## Pre-equiliibrium?

$K = \frac{k_{forward}}{k_{reverse}}$

Sophia Bozone 2G
Posts: 51
Joined: Fri Sep 29, 2017 7:07 am

### Pre-equiliibrium?

the textbook says: "A rate law is often derived from a proposed mechanism by imposing the steady-state approximation or assuming that there is a pre-equilibrium." What is meant by "there is a pre-equilibrium?"

Minie 1G
Posts: 63
Joined: Fri Sep 29, 2017 7:04 am

### Re: Pre-equiliibrium?

pre-equilibrium: basically when the process is not at equilibrium.
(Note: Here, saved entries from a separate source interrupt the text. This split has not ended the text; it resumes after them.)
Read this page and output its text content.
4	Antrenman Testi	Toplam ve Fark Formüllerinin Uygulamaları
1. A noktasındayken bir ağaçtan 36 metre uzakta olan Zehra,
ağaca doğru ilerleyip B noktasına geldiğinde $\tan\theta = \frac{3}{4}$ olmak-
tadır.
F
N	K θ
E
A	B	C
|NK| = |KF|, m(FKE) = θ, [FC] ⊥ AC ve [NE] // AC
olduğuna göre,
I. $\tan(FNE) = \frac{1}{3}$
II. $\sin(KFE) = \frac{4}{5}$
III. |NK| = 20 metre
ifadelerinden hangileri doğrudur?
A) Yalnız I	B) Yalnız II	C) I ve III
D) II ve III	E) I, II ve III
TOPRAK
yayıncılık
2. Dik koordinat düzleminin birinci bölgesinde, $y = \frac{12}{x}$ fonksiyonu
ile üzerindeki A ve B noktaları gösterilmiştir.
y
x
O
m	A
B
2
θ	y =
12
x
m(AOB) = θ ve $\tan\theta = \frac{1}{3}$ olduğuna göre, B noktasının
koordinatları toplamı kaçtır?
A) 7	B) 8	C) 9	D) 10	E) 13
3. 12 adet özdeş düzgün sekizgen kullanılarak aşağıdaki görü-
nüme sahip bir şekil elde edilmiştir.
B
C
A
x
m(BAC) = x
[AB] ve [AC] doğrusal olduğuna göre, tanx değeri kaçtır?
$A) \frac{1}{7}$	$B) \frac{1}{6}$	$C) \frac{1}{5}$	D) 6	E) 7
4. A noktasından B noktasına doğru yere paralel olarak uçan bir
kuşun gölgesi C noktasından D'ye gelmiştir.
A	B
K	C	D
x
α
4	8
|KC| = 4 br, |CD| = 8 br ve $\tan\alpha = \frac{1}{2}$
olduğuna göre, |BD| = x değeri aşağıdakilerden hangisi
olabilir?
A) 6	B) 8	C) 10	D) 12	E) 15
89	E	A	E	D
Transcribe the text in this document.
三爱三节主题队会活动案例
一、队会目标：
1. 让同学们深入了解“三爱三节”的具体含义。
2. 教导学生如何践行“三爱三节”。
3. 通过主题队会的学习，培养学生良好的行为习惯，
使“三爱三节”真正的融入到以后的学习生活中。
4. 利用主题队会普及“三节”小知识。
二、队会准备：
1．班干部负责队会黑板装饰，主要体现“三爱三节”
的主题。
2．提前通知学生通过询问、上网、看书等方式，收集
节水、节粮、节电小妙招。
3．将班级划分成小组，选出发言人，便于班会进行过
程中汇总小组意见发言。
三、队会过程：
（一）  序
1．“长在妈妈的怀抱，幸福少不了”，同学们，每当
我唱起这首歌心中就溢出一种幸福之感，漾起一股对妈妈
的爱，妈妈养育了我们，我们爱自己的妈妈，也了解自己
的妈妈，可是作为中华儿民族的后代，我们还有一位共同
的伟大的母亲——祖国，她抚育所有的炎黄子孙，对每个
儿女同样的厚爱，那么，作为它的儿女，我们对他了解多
Since the rate of reaction measures how fast the reaction progresses UNTIL equilibrium (before it reaches equilibrium)

lindsay lathrop 2C
Posts: 29
Joined: Sat Jul 22, 2017 3:00 am

### Re: Pre-equiliibrium?

Pre-equilibrium is when the reactants and intermediates are in equilibrium. We are assuming that the consumption of the intermediate in the slow step is insignificant relative to its rate of formation/decomposition in the first step.

lindsay lathrop 2C
Posts: 29
Joined: Sat Jul 22, 2017 3:00 am

### Re: Pre-equiliibrium?

Looking more into it a simple way to think about it is that the first step is producing so much intermediate that the rate determining step (slow step) cannot keep up, resulting in a sort of equilibrium taking place within the first step, where the extra intermediate is being formed and then turned back into the reactants. We cannot say it is an equilibrium because the slow step is still occurring, using up some of that intermediate being formed. That is why it is considered a "pre-equilibrium."